CHICAGO—In its ongoing effort to cut transportation costs and boost profits, United Airlines announced Tuesday that it was exploring the feasibility of herding them into planes and stacking them like cordwood from floor to ceiling.
"Research shows that we lose millions of dollars each month by having them all sit upright in individual seats for the duration of the flight," said CEO Glenn F. Tilton, speaking to reporters at United Airlines' corporate headquarters. "However, if we were to remove these seats, we could just sort of stack them all in there, one by one, as they file into the plane."
"If a 747's maximum takeoff weight is 875,000 pounds, then we should be packing that plane with 875,000 pounds," Tilton added.
According to a press release, the company estimates that the new policy of simply arranging them in a towering mound will allow it to sell approximately 20 times more tickets per flight. In addition, executives claimed they would be able to eliminate the unnecessary cost of in-flight magazines, chairs, seat belts, blankets, bathrooms, headphones, and oxygen masks.
United officials said they conducted a test run in September during which they sent a flight from San Francisco to Denver and really jammed them all in there as hard as they could. Analysts found that 98 percent of them arrived safely at the correct destination, and of those who were lost or damaged, nearly all were eventually located.
Engineers at the airline confirmed they are continuing to experiment with stacking patterns and ways to organize them in the cabin and cargo hold, putting an emphasis on minimizing wasted space and maximizing the stability of piles so that they do not fall over.
"After much trial and error, we've found the most efficient way to stack them is to start with a base of large ones, then put down a layer of medium ones, then fill up all the holes with the smaller ones," operations manager Gary Brown said. "The really tiny ones are great for cramming up in the corners."

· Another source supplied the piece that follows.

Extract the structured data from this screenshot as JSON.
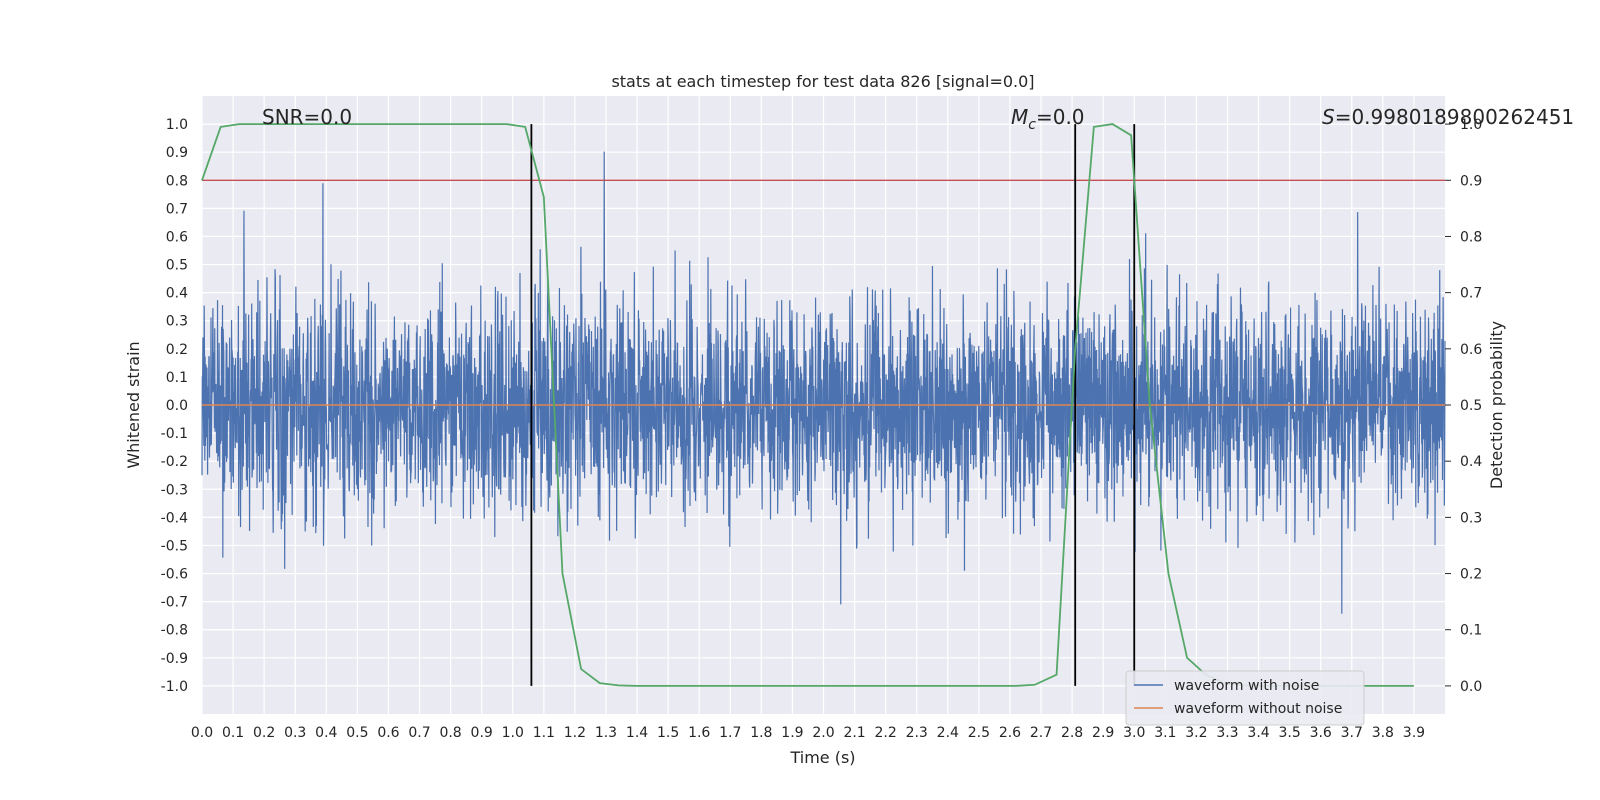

Brown said engineers have also explored the advantages of different loading procedures, such as driving them down the aisle like cattle, or just putting them on their sides and rolling them in. Researchers eventually concluded that the most efficient system is to wheel them out to the tarmac on luggage carts so baggage handlers can just grab them and chuck them onto conveyor belts.
Sources confirmed that early on in the trials, engineers abandoned the so-called "criss-cross" stacking method—in which each new level of them is arranged perpendicular to the previous one—as the resulting piles were not as densely packed as possible. The research also determined that bundling four or five of them together and securing them with straps or duct tape is far too time-consuming and cost-prohibitive.
"You can't just dump them in there any which way," Brown said. "The delicate ones are liable to break, and if you're not careful, they start to sway, and pretty soon the whole mess comes tumbling down."
Added Brown, "On longer flights we really want to make sure there's no room for them to move around at all."
According to senior vice president Alexandria Marren, the new loading procedure is expected to greatly reduce boarding times, and the check-in process will be streamlined as the airline takes up labeling them with special barcodes for quick electronic scanning. United also plans to introduce several new in-flight amenities, including a sprinkler system that will cool them off every 30 minutes and grated floors through which the waste products can drain.
"On top of everything else, this is going to create a lot of new employment opportunities," Marren said of the company's modernization and efficiency efforts. "For instance, we're going to need energetic go-getters who are handy with a shovel and a bucket of peanuts. And we'll also be on the lookout for talented professionals with previous experience operating high-voltage livestock prodding equipment."
Acknowledging concerns that some of them suffer from a fear of flying, the airline announced that it will soon begin forcibly tranquilizing all of them upon arrival at the check-in gate and attaching a small $45 sedation surcharge.